Contudo, o fornecimento desses bens e serviços implicava o respetivo financiamento feito pelas diversas administrações públicas, cuja fonte não poderia ser outra que não as receitas do Estado e, nomeadamente, os impostos. Naturalmente que a carga fiscal existente, através do sistema de impostos progressivos, tendia a sobrecarregar mais os que tinham rendimentos mais elevados, no que a esse financiamento diz respeito. Esta era, e é, uma forma indireta de obter uma distribuição dos rendimentos mais equilibrada.

Entretanto, os abundantes capitais existentes no mercado, em busca de aplicações rentáveis, descobriram que, graças às designadas “criatividade” e “inovações” no sistema financeiro, poderiam aí encontrar aplicações com rentabilidades mais elevadas do que nas aplicações tradicionais: economia real e mercado das inovações. Foi aí que, essencialmente, as aplicações se concentraram. A ousadia e o risco assumidos por essas aplicações cresceram de modo exponencial.
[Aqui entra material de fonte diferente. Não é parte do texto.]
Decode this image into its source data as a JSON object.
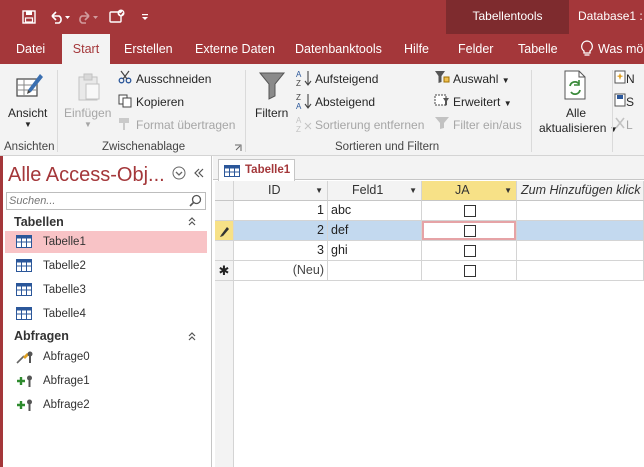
{
  "titlebar": {
    "context_group": "Tabellentools",
    "db_title": "Database1 : D"
  },
  "tabs": {
    "datei": "Datei",
    "start": "Start",
    "erstellen": "Erstellen",
    "externe": "Externe Daten",
    "datenbank": "Datenbanktools",
    "hilfe": "Hilfe",
    "felder": "Felder",
    "tabelle": "Tabelle",
    "search": "Was mö"
  },
  "ribbon": {
    "ansicht": "Ansicht",
    "ansichten_group": "Ansichten",
    "einfuegen": "Einfügen",
    "ausschneiden": "Ausschneiden",
    "kopieren": "Kopieren",
    "format": "Format übertragen",
    "zwischenablage_group": "Zwischenablage",
    "filtern": "Filtern",
    "aufsteigend": "Aufsteigend",
    "absteigend": "Absteigend",
    "sortierung": "Sortierung entfernen",
    "auswahl": "Auswahl",
    "erweitert": "Erweitert",
    "filter_toggle": "Filter ein/aus",
    "sortfilter_group": "Sortieren und Filtern",
    "alle": "Alle",
    "aktualisieren": "aktualisieren",
    "n_label": "N",
    "s_label": "S",
    "l_label": "L"
  },
  "nav": {
    "title": "Alle Access-Obj...",
    "search_placeholder": "Suchen...",
    "group_tables": "Tabellen",
    "group_queries": "Abfragen",
    "tables": [
      "Tabelle1",
      "Tabelle2",
      "Tabelle3",
      "Tabelle4"
    ],
    "queries": [
      "Abfrage0",
      "Abfrage1",
      "Abfrage2"
    ]
  },
  "doc": {
    "tab_label": "Tabelle1"
  },
  "datasheet": {
    "columns": [
      "ID",
      "Feld1",
      "JA",
      "Zum Hinzufügen klick"
    ],
    "rows": [
      {
        "id": "1",
        "feld1": "abc"
      },
      {
        "id": "2",
        "feld1": "def"
      },
      {
        "id": "3",
        "feld1": "ghi"
      }
    ],
    "new_row_label": "(Neu)"
  },
  "colors": {
    "accent": "#a4373a",
    "context_header": "#7e2b2e",
    "selected_row": "#c3d9ef",
    "selected_nav": "#f8c3c6"
  }
}
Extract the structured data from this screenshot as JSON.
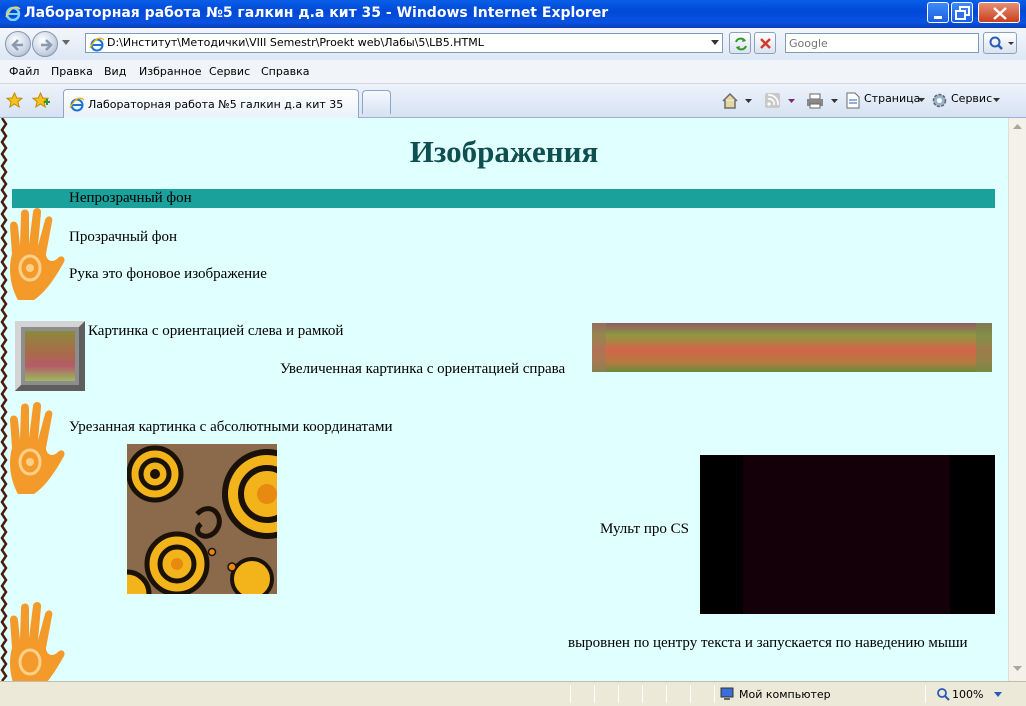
{
  "window": {
    "title": "Лабораторная работа №5 галкин д.а кит 35 - Windows Internet Explorer"
  },
  "address_bar": {
    "url": "D:\\Институт\\Методички\\VIII Semestr\\Proekt web\\Лабы\\5\\LB5.HTML",
    "search_placeholder": "Google"
  },
  "menu": [
    "Файл",
    "Правка",
    "Вид",
    "Избранное",
    "Сервис",
    "Справка"
  ],
  "tab": {
    "title": "Лабораторная работа №5 галкин д.а кит 35"
  },
  "toolbar": {
    "page_label": "Страница",
    "tools_label": "Сервис"
  },
  "page": {
    "heading": "Изображения",
    "opaque_bg": "Непрозрачный фон",
    "transparent_bg": "Прозрачный фон",
    "hand_bg": "Рука это фоновое изображение",
    "left_image_caption": "Картинка с ориентацией слева и рамкой",
    "right_image_caption": "Увеличенная картинка с ориентацией справа",
    "clipped_caption": "Урезанная картинка с абсолютными координатами",
    "video_label": "Мульт про CS",
    "video_note": "выровнен по центру текста и запускается по наведению мыши"
  },
  "status": {
    "zone": "Мой компьютер",
    "zoom": "100%"
  },
  "colors": {
    "page_bg": "#e0ffff",
    "opaque_band": "#1aa19b",
    "heading": "#0f4f4f",
    "hand": "#f39a2a"
  }
}
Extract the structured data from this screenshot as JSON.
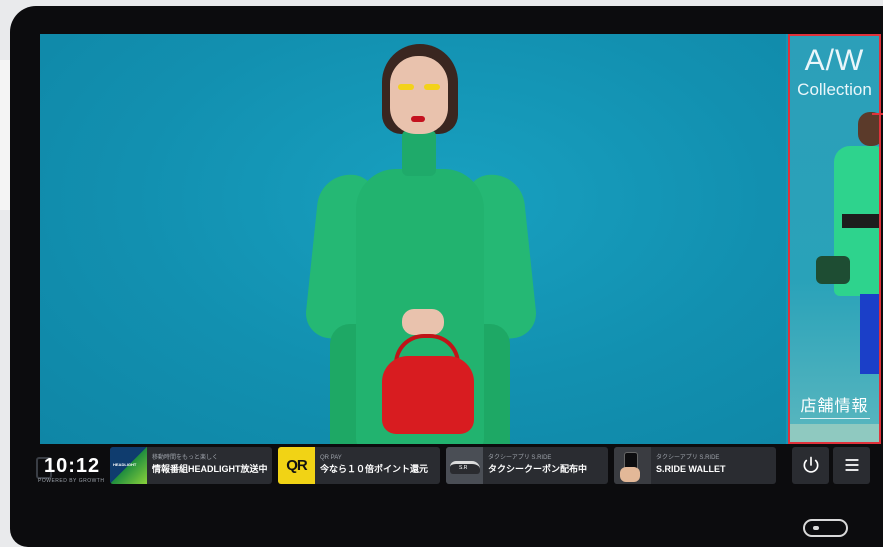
{
  "side_panel": {
    "title": "A/W",
    "subtitle": "Collection",
    "store_link": "店舗情報"
  },
  "status": {
    "time": "10:12",
    "powered_by": "POWERED BY GROWTH"
  },
  "cards": [
    {
      "thumb_label": "HEADLIGHT",
      "small": "移動時間をもっと楽しく",
      "title": "情報番組HEADLIGHT放送中"
    },
    {
      "thumb_label": "QR",
      "small": "QR PAY",
      "title": "今なら１０倍ポイント還元"
    },
    {
      "thumb_label": "",
      "small": "タクシーアプリ S.RIDE",
      "title": "タクシークーポン配布中"
    },
    {
      "thumb_label": "",
      "small": "タクシーアプリ S.RIDE",
      "title": "S.RIDE WALLET"
    }
  ],
  "colors": {
    "background": "#1595b5",
    "highlight_border": "#e0323b",
    "bar_card": "#2a2c31"
  },
  "icons": {
    "power": "power-icon",
    "menu": "menu-icon"
  }
}
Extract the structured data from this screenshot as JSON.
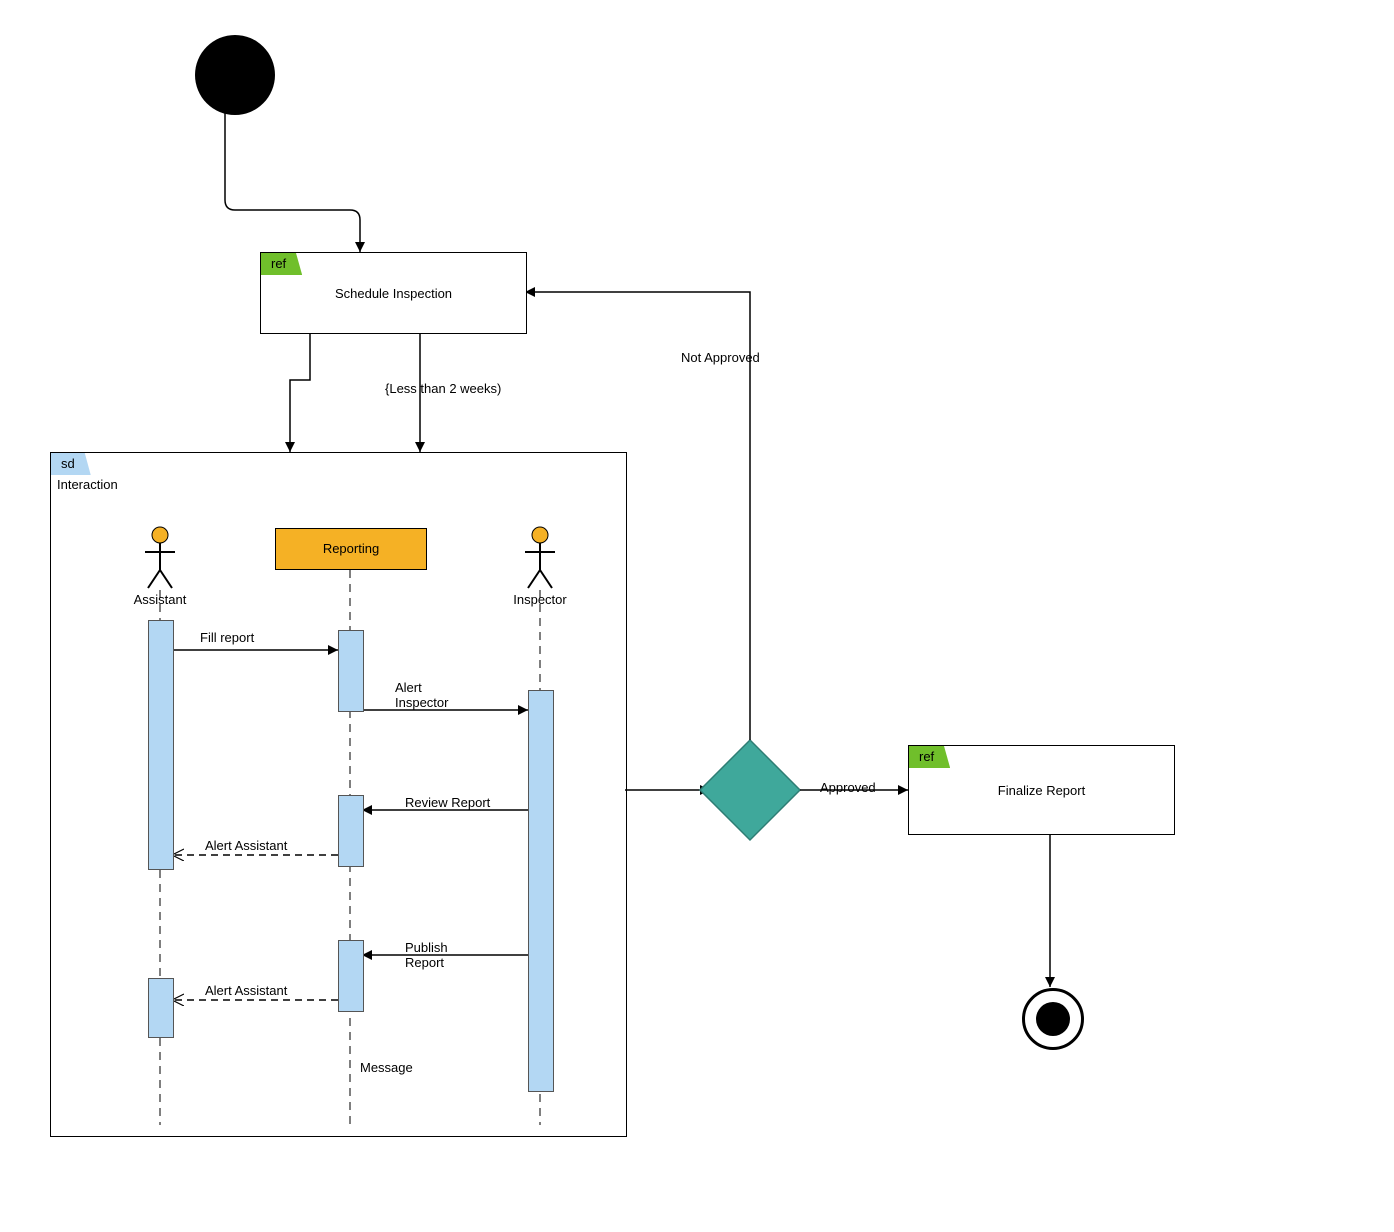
{
  "initial_node": {
    "name": "initial-node"
  },
  "schedule_inspection": {
    "tab": "ref",
    "title": "Schedule Inspection"
  },
  "constraint_label": "{Less than 2 weeks)",
  "interaction_frame": {
    "tab": "sd",
    "title": "Interaction",
    "actors": {
      "assistant": "Assistant",
      "inspector": "Inspector"
    },
    "reporting_label": "Reporting",
    "messages": {
      "fill_report": "Fill report",
      "alert_inspector": "Alert\nInspector",
      "review_report": "Review Report",
      "alert_assistant_1": "Alert Assistant",
      "publish_report": "Publish\nReport",
      "alert_assistant_2": "Alert Assistant",
      "message": "Message"
    }
  },
  "decision": {
    "approved_label": "Approved",
    "not_approved_label": "Not Approved"
  },
  "finalize_report": {
    "tab": "ref",
    "title": "Finalize Report"
  },
  "colors": {
    "tab_green": "#70bf2b",
    "tab_blue": "#b3d7f3",
    "reporting": "#f5b125",
    "decision": "#3fa89b",
    "lifeline": "#b3d7f3"
  }
}
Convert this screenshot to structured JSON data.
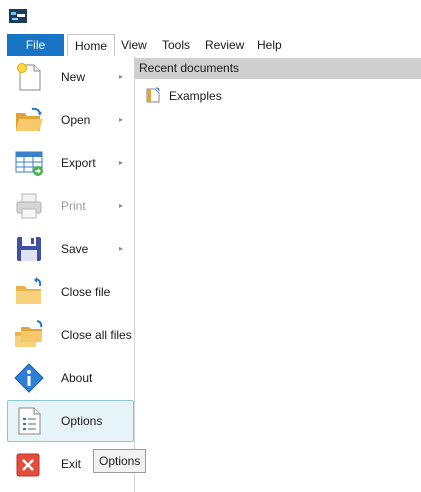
{
  "ribbon": {
    "tabs": [
      "File",
      "Home",
      "View",
      "Tools",
      "Review",
      "Help"
    ],
    "active_tab": "File"
  },
  "menu": {
    "items": [
      {
        "label": "New",
        "icon": "new-document-icon",
        "submenu": true,
        "enabled": true
      },
      {
        "label": "Open",
        "icon": "open-folder-icon",
        "submenu": true,
        "enabled": true
      },
      {
        "label": "Export",
        "icon": "export-table-icon",
        "submenu": true,
        "enabled": true
      },
      {
        "label": "Print",
        "icon": "printer-icon",
        "submenu": true,
        "enabled": false
      },
      {
        "label": "Save",
        "icon": "floppy-disk-icon",
        "submenu": true,
        "enabled": true
      },
      {
        "label": "Close file",
        "icon": "close-file-icon",
        "submenu": false,
        "enabled": true
      },
      {
        "label": "Close all files",
        "icon": "close-all-files-icon",
        "submenu": false,
        "enabled": true
      },
      {
        "label": "About",
        "icon": "info-icon",
        "submenu": false,
        "enabled": true
      },
      {
        "label": "Options",
        "icon": "options-icon",
        "submenu": false,
        "enabled": true,
        "selected": true
      },
      {
        "label": "Exit",
        "icon": "exit-icon",
        "submenu": false,
        "enabled": true
      }
    ],
    "submenu_glyph": "▸"
  },
  "recent": {
    "header": "Recent documents",
    "items": [
      {
        "label": "Examples",
        "icon": "document-icon"
      }
    ]
  },
  "tooltip": {
    "text": "Options"
  },
  "colors": {
    "file_tab": "#1874c4",
    "selected_item_bg": "#e6f3f7",
    "selected_item_border": "#8ec7dc",
    "header_bg": "#cfcfcf"
  }
}
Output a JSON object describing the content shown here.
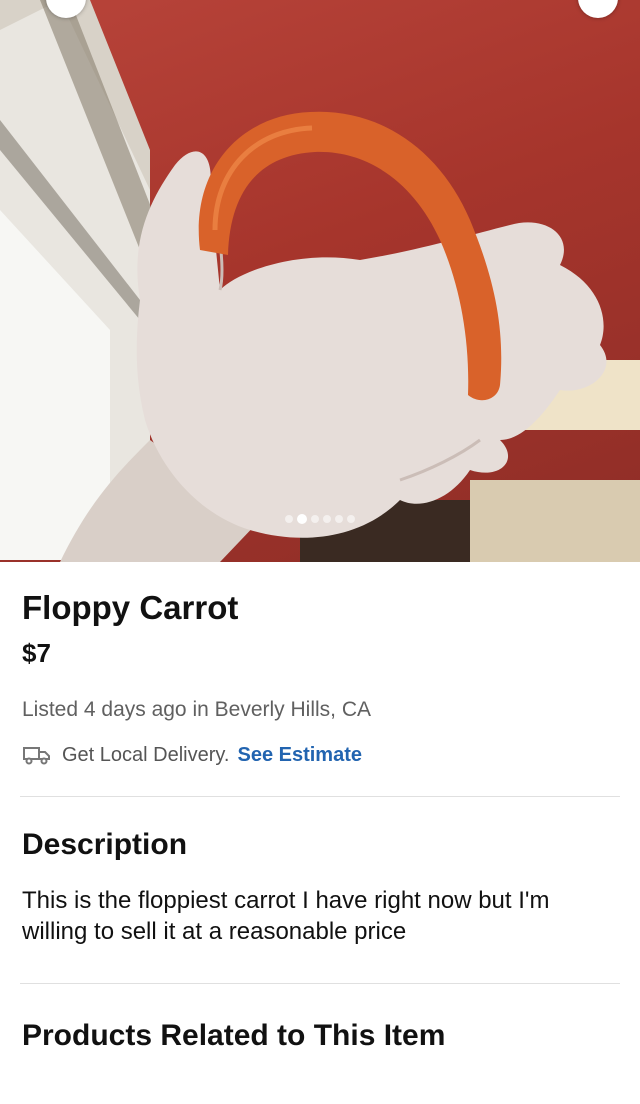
{
  "photo": {
    "dot_count": 6,
    "active_dot": 1
  },
  "listing": {
    "title": "Floppy Carrot",
    "price": "$7",
    "meta": "Listed 4 days ago in Beverly Hills, CA",
    "delivery_text": "Get Local Delivery.",
    "delivery_link": "See Estimate"
  },
  "description": {
    "heading": "Description",
    "text": "This is the floppiest carrot I have right now but I'm willing to sell it at a reasonable price"
  },
  "related": {
    "heading": "Products Related to This Item"
  },
  "icons": {
    "delivery": "truck-icon"
  },
  "colors": {
    "link": "#2264b0",
    "meta": "#606060"
  }
}
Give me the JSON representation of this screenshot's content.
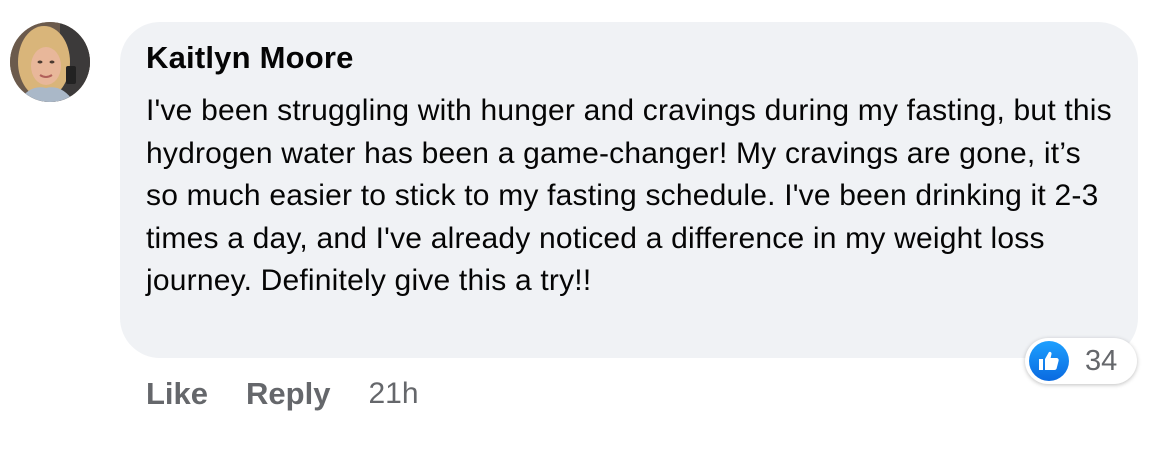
{
  "comment": {
    "author": "Kaitlyn Moore",
    "text": "I've been struggling with hunger and cravings during my fasting, but this hydrogen water has been a game-changer! My cravings are gone, it’s so much easier to stick to my fasting schedule. I've been drinking it 2-3 times a day, and I've already noticed a difference in my weight loss journey. Definitely give this a try!!",
    "reaction_count": "34",
    "reaction_icon": "thumbs-up-icon",
    "actions": {
      "like_label": "Like",
      "reply_label": "Reply"
    },
    "timestamp": "21h"
  },
  "colors": {
    "bubble": "#f0f2f5",
    "text": "#050505",
    "muted": "#65676b",
    "like_blue": "#0a6ae0"
  }
}
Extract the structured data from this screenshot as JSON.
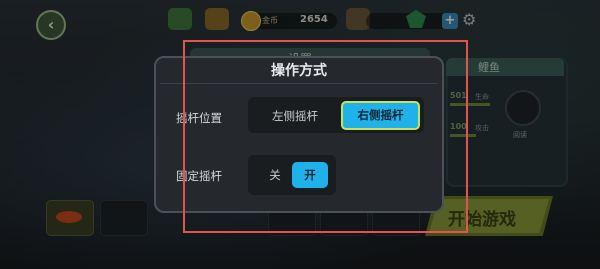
{
  "top_bar": {
    "back_icon_glyph": "‹",
    "coin_label": "金币",
    "coin_value": "2654",
    "plus_glyph": "+",
    "gear_glyph": "⚙"
  },
  "background": {
    "settings_tab_text": "设置",
    "right_panel_title": "鲤鱼",
    "stat_1_value": "501",
    "stat_1_label": "生命",
    "stat_2_value": "100",
    "stat_2_label": "攻击",
    "avatar_label": "阅读",
    "start_button_label": "开始游戏"
  },
  "dialog": {
    "title": "操作方式",
    "joystick_position": {
      "label": "摇杆位置",
      "options": [
        "左侧摇杆",
        "右侧摇杆"
      ],
      "selected": "右侧摇杆"
    },
    "fixed_joystick": {
      "label": "固定摇杆",
      "options": [
        "关",
        "开"
      ],
      "selected": "开"
    }
  },
  "colors": {
    "accent": "#1fb1ea",
    "highlight_border": "#c7e25c",
    "annotation_frame": "#e25450"
  }
}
O resultado é conhecido, nomeadamente, a partir da explosão verificada em 2008.

Se mais nada tivesse acontecido, os que realizaram aquelas aplicações arriscadas teriam sido sujeitos a grandes perdas. Não foi isso o que aconteceu. Este povo da engenharia financeira dorme sempre com um olho aberto e outro fechado e, rapidamente, descobriu que poderia fazer-se ressarcir das perdas ocorridas especulando sobre a dívida dos países que tinham, no mundo da globalização, uma posição política mais frágil. Tal qual animais selvagens, começaram o repasto por países como a Irlanda, a Grécia e Portugal e nisso não se têm saído nada mal. Chegados ao esqueleto vão em busca de outras presas, a Espanha, a Itália, talvez a França, e assim sucessivamente.

Todas estas operações a que temos assistido não são outra coisa que a recomposição dos capitais que tinham sofrido perdas com as anteriores aventuras financeiras. Estamos, de facto, perante uma transferência de rendimentos (ainda que indireta) dos que menos têm para os que mais têm, utilizando para tal a destruição do Estado Social. O que demorou 50 ou 60 anos a construir pode desaparecer em muito menos de uma década!